一途な皇帝陛下の秘恋〜初心な踊り子を所望する〜

どこぞの誰かは知らないけど、私なんかの為にクビになってはいけないとそればかりが頭をよぎる。

死ぬ事なんて怖くない。
何度この人生を終わりにしたいと思った事か…。

「姐様、舞台袖までお供します。」
寧々ちゃんが慌ててやって来て、私の衣装の裾を踏まないように持って一緒に廊下を急いでくれる。
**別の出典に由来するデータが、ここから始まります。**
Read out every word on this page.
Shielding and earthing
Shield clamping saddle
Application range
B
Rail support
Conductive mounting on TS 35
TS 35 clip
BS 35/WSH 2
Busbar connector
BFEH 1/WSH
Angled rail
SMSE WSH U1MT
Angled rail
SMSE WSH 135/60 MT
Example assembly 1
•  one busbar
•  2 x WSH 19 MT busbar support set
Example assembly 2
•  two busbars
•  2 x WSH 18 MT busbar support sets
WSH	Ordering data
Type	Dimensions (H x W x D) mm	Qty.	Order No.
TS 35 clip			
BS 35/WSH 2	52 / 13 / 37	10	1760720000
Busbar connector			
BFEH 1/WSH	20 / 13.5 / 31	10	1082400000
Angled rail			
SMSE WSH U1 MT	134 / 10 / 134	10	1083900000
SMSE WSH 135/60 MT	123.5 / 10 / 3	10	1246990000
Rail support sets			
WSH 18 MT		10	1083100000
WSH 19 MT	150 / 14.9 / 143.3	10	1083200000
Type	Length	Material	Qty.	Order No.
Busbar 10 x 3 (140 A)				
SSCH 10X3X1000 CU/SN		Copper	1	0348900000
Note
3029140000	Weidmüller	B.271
「…先程の髪結師のご忠告お聞きになりましたか?くれぐれもお気を付け下さい。」
寧々ちゃんも知っていたのかと思わず早足で歩きながら振り返る。

「あの、髪結師さんが誰だか知っているの?」
私は小声で問いただす。
すると寧々ちゃんは急に大人びた表情になって、

「私の本当の主人(あるじ)でございます。
どうか、信じて下さいませ。こんな所で貴女が命を落とす必要はないのです。お守りさせて頂きます。」

えっ⁉︎と驚き舞台袖の暗がりで、もう一度寧々ちゃんを振り返る。

するとどのようにして来たのか、先程の髪結師も反対側の舞台袖に控えているから、また驚く。

この人は…何者なの!?

頭の中は混乱状態…聞きたい事は幾つもあるけど、それでも音楽が奏始める。

後ろ髪ひかれる思いで、だけど舞台に穴を開ける訳にはいかないと舞台上へと足を運ぶ。

眩い光に照らされて一瞬目が眩む。
客席から沢山の歓声が聞こえてくる。

一瞬気持ちが負けそうになり足が竦みそうになる。
それでも、ぎゅっと足を踏ん張り舞台の中央に立ち、大きく息を吸い込み歌を唄い始める。

私の命なんて石ころ程にも及ばない…
なのになぜ、狙われているのか分からない…

唄も無事に中盤に入り、このまま何事も無く終わるだろうと安堵し始めた時、突然舞台の暗がりに光る物を見る。

キラリと光った物が何なのか認識する余地もなく、大きな影に視界を遮られ急に光を失う。

キャーキャーと大混乱に堕ちいる観客の声

先程まで舞台で曲を奏ていた楽師達も、点でバラバラに逃げ惑う。

私はただ呆然と大きな黒い影に守られ、一歩たりとも歩み出せずにその場に佇む。

黒い影は不意にこちらに向き直り、軽々と荷物のように私を肩に担ぎ上げ全速力で走り出す。

私はというと振り落とされないように、目をぎゅっと閉じて必死でしがみつくしかなくて…。

風をビュービューと切る音、時折り剣がカキンと交わされる音だけが耳に鳴り響いた。